31/07/20: Sarah Waters – The Little Stranger (2009)
This 500-page novel, shortlisted for the 2009 Booker Prize, initially frustrated me. I don’t like to give up on books, but for 200 pages I found it fairly uninvolving. A couple of times I nearly hurled it across the room. Only as I approached the halfway mark did it begin to come alive and hook me in.
The story deals with a country doctor becoming involved with the Ayres family (a mother, her son Roddy and her daughter Caroline) and the fading Warwickshire stately home in which they live. It pretty soon becomes apparent that supernatural forces permeate the house and influence events there – with tragic consequences – but the doctor refuses to accept this possibility and attributes everything to mental delusion. His relationship with the house and family is further complicated when he falls in love with Caroline Ayres.

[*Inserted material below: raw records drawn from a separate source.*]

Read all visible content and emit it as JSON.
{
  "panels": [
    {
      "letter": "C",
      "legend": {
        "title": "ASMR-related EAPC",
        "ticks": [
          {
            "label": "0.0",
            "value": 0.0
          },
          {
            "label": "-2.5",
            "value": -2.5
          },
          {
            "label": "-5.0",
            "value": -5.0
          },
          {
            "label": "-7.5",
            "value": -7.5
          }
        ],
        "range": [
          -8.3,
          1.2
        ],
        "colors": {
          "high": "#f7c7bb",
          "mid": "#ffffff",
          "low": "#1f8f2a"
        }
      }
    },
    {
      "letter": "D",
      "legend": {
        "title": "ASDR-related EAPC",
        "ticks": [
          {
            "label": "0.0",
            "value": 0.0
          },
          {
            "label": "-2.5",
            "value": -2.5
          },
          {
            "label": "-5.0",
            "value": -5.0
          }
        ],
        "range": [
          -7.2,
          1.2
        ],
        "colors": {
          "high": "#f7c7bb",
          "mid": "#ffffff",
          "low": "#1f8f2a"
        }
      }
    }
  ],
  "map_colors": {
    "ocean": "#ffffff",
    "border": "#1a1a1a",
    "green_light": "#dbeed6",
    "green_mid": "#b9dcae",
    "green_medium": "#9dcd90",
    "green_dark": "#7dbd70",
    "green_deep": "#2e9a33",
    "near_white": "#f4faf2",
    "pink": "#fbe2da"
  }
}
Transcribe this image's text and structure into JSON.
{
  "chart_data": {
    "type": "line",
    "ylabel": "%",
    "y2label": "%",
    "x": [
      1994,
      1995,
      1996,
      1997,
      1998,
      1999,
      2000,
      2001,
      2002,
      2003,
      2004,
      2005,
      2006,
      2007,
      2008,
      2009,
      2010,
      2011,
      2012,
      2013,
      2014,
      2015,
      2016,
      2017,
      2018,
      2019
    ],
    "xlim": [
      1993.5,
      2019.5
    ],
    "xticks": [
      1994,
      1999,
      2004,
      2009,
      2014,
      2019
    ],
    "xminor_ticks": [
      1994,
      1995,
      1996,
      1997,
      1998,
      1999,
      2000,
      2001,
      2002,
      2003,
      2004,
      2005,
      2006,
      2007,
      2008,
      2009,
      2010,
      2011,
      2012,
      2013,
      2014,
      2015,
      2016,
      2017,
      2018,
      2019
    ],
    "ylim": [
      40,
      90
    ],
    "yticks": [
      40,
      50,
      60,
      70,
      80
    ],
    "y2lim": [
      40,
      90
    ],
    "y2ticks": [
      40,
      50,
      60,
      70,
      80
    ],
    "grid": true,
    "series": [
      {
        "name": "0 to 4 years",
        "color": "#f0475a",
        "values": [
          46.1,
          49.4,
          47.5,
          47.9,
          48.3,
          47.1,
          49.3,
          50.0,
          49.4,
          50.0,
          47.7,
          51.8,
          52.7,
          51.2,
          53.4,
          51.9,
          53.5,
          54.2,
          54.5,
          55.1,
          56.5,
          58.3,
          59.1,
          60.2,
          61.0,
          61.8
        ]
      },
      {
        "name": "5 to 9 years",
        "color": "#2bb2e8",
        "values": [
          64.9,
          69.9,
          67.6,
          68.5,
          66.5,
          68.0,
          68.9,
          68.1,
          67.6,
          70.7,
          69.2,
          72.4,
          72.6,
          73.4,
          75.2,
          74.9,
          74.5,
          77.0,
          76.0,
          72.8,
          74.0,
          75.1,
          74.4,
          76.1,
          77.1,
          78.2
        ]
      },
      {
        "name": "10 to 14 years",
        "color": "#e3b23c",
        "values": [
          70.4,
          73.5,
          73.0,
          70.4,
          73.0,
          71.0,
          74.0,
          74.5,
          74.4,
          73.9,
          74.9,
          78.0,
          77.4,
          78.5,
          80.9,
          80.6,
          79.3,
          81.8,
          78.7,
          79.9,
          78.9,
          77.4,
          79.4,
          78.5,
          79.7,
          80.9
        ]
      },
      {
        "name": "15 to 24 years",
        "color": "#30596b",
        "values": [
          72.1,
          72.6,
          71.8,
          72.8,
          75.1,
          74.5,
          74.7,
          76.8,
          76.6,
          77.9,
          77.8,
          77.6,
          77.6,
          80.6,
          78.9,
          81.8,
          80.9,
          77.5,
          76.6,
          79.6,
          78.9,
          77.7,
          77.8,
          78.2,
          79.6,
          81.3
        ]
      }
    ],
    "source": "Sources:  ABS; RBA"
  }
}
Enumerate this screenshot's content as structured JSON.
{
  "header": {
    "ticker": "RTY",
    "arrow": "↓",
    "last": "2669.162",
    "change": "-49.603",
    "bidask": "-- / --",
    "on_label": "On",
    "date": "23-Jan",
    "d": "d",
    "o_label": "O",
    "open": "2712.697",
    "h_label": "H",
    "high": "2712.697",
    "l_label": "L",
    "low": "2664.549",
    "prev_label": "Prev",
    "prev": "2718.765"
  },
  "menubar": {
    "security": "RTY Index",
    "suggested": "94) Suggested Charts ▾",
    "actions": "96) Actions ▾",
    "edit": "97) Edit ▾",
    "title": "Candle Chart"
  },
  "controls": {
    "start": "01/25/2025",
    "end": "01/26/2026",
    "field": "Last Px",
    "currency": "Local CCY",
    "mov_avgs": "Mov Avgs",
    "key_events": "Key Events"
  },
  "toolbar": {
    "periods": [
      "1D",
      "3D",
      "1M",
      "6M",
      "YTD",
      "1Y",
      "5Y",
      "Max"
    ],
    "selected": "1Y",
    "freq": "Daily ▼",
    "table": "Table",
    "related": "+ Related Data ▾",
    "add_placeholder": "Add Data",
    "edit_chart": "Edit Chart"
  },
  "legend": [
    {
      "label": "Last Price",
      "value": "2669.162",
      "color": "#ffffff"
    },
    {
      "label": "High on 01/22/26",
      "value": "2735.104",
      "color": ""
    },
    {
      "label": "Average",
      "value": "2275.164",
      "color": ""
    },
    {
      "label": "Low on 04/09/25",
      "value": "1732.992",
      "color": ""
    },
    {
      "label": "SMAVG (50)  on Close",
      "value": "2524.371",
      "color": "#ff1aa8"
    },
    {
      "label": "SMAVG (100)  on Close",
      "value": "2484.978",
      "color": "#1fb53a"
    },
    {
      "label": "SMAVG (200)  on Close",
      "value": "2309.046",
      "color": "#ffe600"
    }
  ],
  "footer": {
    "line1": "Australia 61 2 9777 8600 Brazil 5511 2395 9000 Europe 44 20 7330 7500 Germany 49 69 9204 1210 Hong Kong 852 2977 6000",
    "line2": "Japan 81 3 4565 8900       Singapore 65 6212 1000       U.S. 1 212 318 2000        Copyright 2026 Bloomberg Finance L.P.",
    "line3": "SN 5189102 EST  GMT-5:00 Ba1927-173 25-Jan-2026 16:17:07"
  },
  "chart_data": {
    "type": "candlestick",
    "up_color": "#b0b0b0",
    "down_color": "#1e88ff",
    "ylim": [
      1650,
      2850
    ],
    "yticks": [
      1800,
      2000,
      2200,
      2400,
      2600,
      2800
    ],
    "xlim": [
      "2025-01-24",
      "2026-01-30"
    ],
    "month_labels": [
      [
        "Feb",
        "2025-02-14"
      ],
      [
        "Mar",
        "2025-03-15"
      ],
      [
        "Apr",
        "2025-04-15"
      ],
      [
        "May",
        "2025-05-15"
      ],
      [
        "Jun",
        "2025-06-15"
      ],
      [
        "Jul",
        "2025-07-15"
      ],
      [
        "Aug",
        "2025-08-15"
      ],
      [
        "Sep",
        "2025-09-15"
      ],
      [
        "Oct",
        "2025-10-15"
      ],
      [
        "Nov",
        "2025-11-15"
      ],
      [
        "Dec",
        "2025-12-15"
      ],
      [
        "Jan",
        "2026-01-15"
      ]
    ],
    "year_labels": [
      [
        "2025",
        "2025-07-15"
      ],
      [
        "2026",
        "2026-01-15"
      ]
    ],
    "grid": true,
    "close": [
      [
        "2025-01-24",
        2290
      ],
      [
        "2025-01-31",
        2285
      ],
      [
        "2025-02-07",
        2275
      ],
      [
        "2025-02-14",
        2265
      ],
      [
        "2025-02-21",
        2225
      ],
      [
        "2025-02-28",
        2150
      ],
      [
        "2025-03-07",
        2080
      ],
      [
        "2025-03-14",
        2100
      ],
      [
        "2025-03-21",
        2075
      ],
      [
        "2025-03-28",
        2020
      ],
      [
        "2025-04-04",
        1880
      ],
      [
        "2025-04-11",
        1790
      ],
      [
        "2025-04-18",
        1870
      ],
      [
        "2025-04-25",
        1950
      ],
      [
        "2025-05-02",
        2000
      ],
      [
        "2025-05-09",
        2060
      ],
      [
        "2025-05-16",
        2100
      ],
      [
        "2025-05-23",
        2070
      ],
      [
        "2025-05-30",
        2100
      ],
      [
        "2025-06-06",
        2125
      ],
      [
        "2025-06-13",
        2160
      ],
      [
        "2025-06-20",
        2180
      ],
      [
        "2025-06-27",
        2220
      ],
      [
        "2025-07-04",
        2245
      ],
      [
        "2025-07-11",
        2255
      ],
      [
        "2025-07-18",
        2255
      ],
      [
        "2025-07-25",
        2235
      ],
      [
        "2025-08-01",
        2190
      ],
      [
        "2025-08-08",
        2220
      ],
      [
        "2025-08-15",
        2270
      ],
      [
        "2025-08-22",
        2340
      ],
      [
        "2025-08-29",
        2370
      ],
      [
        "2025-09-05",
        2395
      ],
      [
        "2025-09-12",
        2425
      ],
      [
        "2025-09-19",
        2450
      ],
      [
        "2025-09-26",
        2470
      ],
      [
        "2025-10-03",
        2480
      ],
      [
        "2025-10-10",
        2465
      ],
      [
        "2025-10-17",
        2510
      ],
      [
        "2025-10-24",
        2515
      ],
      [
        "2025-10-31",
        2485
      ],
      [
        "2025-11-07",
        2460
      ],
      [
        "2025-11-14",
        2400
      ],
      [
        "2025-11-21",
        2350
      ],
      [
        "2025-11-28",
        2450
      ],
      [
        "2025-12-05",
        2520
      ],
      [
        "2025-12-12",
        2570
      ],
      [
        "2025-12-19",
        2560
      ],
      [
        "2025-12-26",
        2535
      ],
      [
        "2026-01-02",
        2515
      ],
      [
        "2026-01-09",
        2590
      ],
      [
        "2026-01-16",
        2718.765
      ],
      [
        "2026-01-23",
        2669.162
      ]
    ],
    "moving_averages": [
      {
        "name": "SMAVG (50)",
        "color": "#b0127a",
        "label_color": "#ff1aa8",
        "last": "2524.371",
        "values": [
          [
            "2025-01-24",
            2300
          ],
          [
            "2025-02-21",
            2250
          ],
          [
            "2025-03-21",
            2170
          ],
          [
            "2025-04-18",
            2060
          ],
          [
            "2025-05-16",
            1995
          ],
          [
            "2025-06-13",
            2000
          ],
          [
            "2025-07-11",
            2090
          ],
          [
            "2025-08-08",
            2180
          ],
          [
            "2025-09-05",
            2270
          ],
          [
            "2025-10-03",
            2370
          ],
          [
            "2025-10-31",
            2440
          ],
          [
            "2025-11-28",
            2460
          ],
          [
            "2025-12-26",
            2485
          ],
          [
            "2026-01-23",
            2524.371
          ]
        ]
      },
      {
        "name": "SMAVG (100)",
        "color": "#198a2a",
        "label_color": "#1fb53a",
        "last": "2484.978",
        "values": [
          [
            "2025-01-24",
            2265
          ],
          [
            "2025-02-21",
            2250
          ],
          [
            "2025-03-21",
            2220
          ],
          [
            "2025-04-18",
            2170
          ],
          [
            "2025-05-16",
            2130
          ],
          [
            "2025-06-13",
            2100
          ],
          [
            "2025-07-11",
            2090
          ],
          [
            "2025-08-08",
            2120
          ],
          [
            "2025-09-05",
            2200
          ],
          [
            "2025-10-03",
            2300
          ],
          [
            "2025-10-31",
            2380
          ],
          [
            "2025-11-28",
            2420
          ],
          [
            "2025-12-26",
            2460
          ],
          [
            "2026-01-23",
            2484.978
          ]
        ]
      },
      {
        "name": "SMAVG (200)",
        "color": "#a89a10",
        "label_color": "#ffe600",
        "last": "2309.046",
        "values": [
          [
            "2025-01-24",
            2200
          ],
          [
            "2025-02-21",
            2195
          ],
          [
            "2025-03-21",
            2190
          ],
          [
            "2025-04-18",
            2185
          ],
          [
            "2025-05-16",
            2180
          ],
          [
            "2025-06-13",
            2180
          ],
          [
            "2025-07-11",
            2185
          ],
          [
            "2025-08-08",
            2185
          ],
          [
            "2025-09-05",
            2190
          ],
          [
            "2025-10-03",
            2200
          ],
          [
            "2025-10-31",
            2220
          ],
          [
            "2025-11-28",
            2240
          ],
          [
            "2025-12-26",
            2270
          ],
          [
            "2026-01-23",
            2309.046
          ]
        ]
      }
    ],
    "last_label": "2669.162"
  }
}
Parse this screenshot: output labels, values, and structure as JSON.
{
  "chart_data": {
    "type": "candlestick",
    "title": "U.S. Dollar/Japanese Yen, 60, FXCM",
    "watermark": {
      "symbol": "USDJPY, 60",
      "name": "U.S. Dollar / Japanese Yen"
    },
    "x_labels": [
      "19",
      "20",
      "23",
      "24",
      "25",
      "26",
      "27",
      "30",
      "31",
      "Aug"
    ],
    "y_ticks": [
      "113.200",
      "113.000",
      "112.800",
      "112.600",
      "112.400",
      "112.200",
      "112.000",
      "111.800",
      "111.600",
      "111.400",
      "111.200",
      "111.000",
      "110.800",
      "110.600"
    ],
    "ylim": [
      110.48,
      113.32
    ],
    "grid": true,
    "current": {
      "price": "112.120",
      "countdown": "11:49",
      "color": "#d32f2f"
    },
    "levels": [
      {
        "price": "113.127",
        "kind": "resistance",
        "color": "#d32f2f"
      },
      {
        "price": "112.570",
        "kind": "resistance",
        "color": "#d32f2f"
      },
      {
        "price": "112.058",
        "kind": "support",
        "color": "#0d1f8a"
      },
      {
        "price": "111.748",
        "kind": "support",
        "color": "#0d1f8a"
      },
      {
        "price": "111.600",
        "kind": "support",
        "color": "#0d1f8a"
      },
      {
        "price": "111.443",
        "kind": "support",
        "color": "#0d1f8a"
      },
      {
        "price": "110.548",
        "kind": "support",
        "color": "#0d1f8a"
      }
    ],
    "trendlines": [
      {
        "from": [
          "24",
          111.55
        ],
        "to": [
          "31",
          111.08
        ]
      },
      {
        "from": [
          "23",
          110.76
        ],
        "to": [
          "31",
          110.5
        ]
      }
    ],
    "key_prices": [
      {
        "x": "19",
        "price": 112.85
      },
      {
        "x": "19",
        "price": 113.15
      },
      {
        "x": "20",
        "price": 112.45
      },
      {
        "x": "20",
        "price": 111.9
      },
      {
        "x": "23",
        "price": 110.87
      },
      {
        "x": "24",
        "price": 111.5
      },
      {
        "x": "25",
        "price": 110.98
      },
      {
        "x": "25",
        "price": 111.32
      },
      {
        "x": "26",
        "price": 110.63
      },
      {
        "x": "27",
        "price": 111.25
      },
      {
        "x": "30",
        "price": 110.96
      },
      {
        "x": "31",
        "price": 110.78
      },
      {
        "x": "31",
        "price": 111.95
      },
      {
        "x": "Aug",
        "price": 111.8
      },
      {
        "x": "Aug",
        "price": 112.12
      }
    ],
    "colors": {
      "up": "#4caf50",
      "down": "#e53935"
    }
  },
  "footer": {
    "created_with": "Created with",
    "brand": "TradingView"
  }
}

The supernatural material is handled expertly and with real subtlety. Allowing everything to be explained away, the author enables her narrator to doubt the very events he is observing. But it is infuriating to only see the world through his dull, unimaginative eyes. He’s a stuffy, rigid character, and while the story clearly needs his scepticism, his inflexible worldview does make for a less interesting authorial voice. He’s also there to draw out the theme of class inequality. His attraction to the family is ambiguously tied up with his own social aspirations.
By the end of the book, the slow pace has become transfixing. You know that more bad things are going to happen and sure enough they do.